Victor Agreda did a fantastic job of sharing his experiences in monetizing his blog at tonight’s meeting of the Knoxbloggers group. And he gave us several useful tips about how we might follow his lead and do the same with our blogs. It was, to me, a very interesting meeting.
A number of people expressed an interest in attending, but for some, prior commitments stood in the way. This meeting generated a lot of interest, as you might imagine. Perhaps second only to a topic like “sex” or the offer of free beer, few things capture people’s attention quite like the mention of making money. If you missed this event folks, you really missed a worthwhile meeting.

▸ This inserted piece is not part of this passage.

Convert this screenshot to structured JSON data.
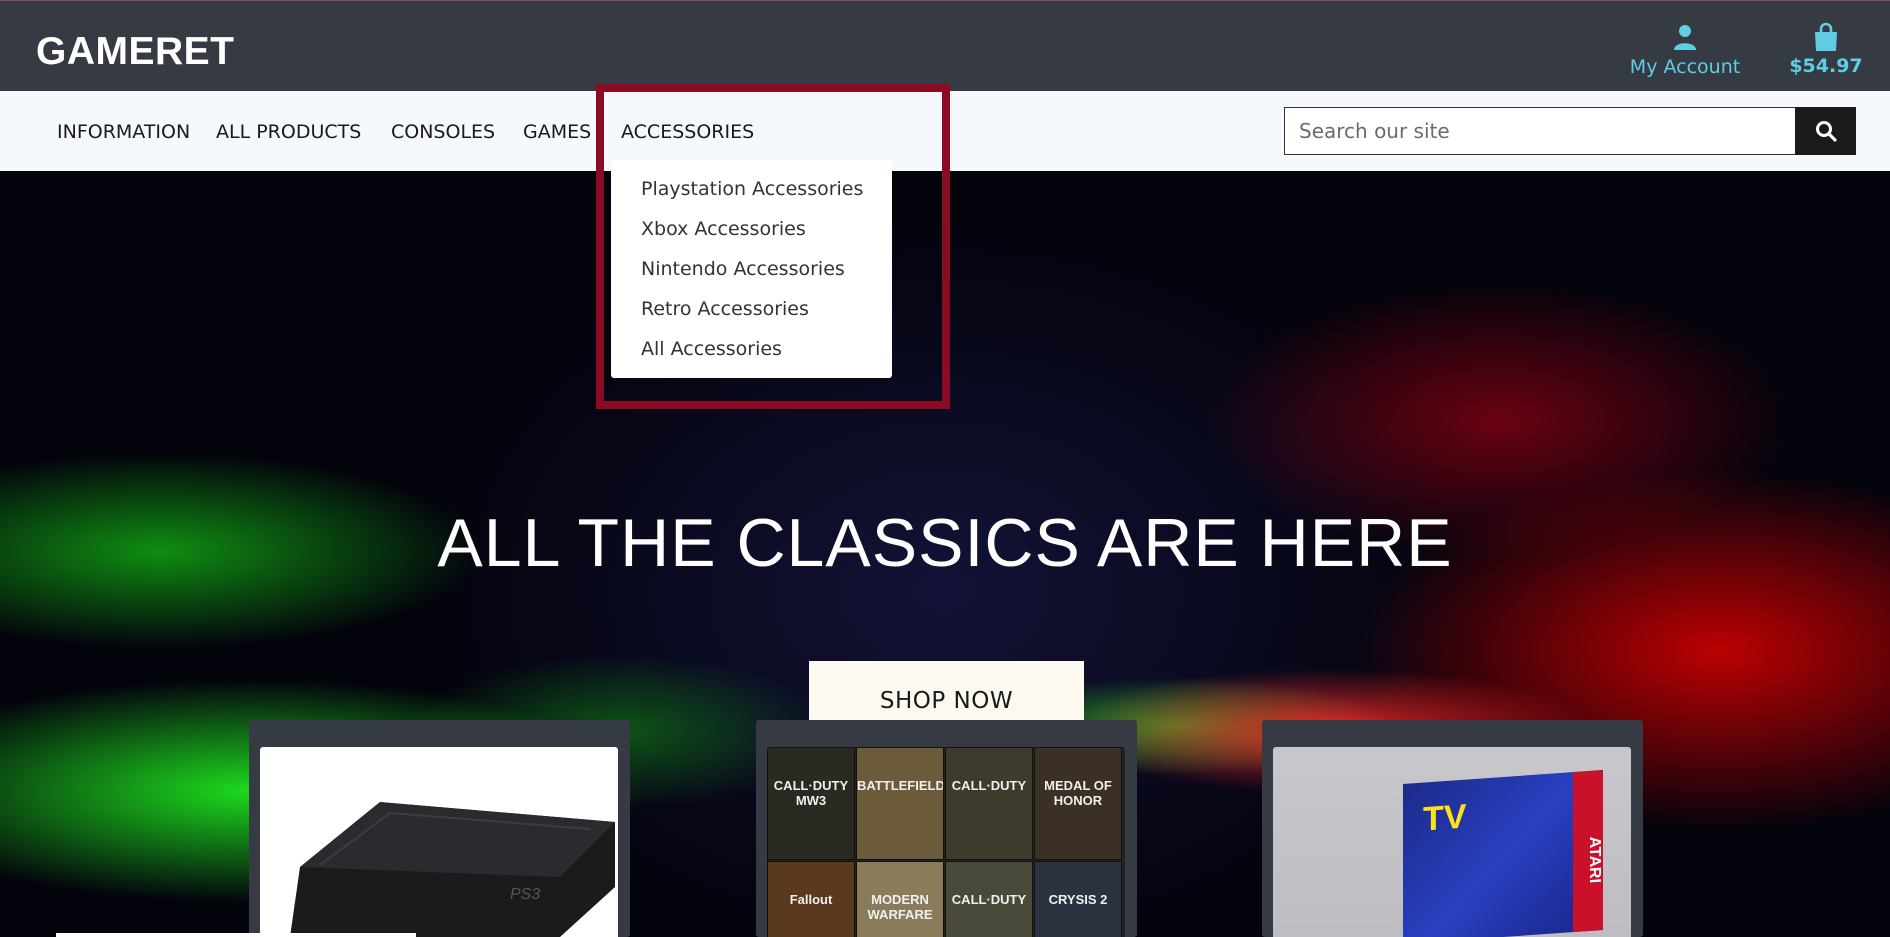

Because we had previously considered capturing the audio content of some of these meetings and because we had a specific request to do that for this meeting, Mike and I pooled our audio resources and set up our motley collection of equipment to capture tonight’s session for a podcast, or an audio blog post as I am calling them now. I arrived at around 6:30 PM and conducted some preliminary tests so that we’d be assured that we could capture the audio adequately. We had the room mic’ed very well, and the playback of our tests sounded quite good really. If we needed to run the resulting audio, once captured, through a noise reduction filter or an expander to make sure the sound was loud enough or that there were no irritating extraneous noises, that would be no problem. Post-processing for sound quality wouldn’t be half the problem that editing the almost 2 hours of material might prove to be.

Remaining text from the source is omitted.